Une fois qu'il a quitté Sennett, Langdon a pu faire ce qu'il voulait, soit des longs métrages. Comme on sait, l'expérience sera un échec commercial, doublé d'une malédiction: celle d'être incompris, jugé comme un sous-Chaplin, ce qu'il n'était pas, un jouet de Capra, ce qui est une invention du réalisateur, et un réalisateur peu doué, ce qui est absurde: des six films de Langdon à la First National, on en conserve 5: un de Harry Edwards, un de Capra sur lequel le réalisateur a eu le final cut, un de Capra sans le final cut, et deux de Langdon (Egalement réalisateur du sixième, Heart trouble). Il existe des différences liées au sujet de chaque film, mais le style global est celui... de Langdon; son jeu, sa lenteur, sa façon de suspendre le temps dans une scène, et de prolonger un gag jusqu'à l'insupportable: bref, aimez-le ou laissez le tranquille, mais un style.
Le premier film repose sur l'équipe testée et approuvée par le public dans les derniers films Sennett: Edwards, pour une dernière fois à la réalisation, Ripley et Capra au scénario. L'intrigue renvoie un peu à Harold Lloyd, avec cette petite histoire du fils d'un chausseur indépendant (Langdon) qui participe à une course organisée à des fins publicitaires par un gros chausseur, Burton; le but d'Harry est d'empocher la récompense pour sauver l'entreprise familiale pour faire face à ses créanciers. En chemin, il va au bagne, affronte un cyclone, et rencontre la femme de sa vie, la fille de Burton (Joan Crawford!!!!!!!), qui était la belle fille sur toutes les publicités des chaussures de son papa.

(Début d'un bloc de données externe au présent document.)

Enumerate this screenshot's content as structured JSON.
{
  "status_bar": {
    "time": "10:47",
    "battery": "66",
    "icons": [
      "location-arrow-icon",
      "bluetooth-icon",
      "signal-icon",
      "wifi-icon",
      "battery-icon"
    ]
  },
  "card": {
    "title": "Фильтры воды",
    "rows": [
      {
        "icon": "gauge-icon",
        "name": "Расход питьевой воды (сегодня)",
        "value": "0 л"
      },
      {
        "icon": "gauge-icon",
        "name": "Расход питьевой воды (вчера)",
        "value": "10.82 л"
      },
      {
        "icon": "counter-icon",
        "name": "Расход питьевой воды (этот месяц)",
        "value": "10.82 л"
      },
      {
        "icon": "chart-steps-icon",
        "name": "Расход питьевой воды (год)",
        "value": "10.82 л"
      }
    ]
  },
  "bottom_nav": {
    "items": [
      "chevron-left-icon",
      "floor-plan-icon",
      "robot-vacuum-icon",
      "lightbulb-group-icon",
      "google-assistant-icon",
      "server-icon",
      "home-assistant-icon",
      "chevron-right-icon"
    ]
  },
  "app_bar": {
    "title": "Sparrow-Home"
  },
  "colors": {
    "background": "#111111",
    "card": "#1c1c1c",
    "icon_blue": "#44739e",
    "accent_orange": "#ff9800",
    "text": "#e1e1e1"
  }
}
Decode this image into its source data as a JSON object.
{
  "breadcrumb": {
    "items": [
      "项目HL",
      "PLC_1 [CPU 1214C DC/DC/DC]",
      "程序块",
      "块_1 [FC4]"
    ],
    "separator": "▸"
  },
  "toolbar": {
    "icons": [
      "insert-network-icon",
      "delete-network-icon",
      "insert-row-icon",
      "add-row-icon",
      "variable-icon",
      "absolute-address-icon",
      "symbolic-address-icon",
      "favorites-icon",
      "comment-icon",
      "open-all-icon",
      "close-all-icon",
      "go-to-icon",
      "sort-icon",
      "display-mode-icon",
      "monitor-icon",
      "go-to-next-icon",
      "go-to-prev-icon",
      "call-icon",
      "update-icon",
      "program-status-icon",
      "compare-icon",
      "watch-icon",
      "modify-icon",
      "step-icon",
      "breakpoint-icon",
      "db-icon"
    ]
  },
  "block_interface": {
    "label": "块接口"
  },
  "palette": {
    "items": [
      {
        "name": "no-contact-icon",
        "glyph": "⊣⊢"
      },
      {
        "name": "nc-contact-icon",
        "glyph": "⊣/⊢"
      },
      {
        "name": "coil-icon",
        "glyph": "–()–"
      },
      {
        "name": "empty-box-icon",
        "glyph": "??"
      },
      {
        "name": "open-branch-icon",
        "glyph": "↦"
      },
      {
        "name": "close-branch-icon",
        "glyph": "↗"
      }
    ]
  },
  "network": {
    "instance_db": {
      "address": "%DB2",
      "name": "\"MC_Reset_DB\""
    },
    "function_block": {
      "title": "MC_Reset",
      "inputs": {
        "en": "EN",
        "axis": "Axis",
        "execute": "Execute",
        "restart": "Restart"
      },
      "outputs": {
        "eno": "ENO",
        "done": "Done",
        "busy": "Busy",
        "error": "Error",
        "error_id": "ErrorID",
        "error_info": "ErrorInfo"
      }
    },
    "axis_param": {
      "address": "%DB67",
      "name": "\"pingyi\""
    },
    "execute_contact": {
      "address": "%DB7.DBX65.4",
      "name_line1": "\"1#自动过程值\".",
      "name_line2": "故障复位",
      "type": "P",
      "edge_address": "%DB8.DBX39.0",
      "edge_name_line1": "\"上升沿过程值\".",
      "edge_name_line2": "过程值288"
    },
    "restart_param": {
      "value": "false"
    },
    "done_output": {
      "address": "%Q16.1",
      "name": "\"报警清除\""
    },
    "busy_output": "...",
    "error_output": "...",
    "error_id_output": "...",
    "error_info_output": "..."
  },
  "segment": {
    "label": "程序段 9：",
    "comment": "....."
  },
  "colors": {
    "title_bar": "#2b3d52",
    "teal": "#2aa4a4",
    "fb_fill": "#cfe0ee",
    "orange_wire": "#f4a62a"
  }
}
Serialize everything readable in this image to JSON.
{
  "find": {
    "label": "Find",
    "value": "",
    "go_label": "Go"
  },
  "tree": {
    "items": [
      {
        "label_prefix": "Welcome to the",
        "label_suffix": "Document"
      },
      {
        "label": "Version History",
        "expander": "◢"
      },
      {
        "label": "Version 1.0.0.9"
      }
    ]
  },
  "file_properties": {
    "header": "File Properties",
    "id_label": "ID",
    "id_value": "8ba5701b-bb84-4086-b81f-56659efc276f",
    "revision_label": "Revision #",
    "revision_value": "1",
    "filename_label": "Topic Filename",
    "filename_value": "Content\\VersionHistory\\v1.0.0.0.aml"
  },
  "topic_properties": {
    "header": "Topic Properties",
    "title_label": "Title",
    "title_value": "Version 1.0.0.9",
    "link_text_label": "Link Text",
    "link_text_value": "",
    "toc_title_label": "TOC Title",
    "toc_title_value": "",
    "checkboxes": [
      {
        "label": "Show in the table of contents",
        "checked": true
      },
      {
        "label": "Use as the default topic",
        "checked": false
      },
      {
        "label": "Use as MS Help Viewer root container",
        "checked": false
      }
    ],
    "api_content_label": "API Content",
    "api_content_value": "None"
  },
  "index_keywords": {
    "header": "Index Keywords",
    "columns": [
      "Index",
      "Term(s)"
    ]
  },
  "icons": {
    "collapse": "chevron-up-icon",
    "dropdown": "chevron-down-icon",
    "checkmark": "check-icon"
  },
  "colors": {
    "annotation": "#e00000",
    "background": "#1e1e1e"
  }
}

C'est bon de voir un clown qui a eu le sentiment d'être brimé pendant des années passées à l'usine à rigolade, et qui peut enfin s'égayer dans un film construit à sa mesure. L'histoire est on ne peut plus simple, et bien pratique, avec son inévitable suspense "sportif", mais la façon dont Harry s'accommode d'être engagé dans ce qui est une épreuve de vitesse est intéressante. On retrouve un peu de l'esprit Capra dans le fait que cette course à travers les Etats-unis se fasse dans l'Amérique profonde, et cela culmine justement dans une scène de cyclone très "frontale" qui a peut-être inspiré le final de Steamboat bill Jr. Pas aussi aboutie, bien sûr, mais très impressionnante, en réalité... Le rapport de Harry à Joan Crawford est comme souvent le rapport d'un homme-enfant à une femme idéale, rêvée.
Donc si on résume, pour un acteur supposé être un "sous-Chaplin", on constate que j'ai référé à deux autres comédiens, tous les deux admirables. mais la vérité, c'est que ce premier film indépendant consacre surtout à mes yeux la spécificité de cet acteur certes pas facile à appréhender, mais dont l'histoire devrait de temps en temps se souvenir avec un peu plus de respect.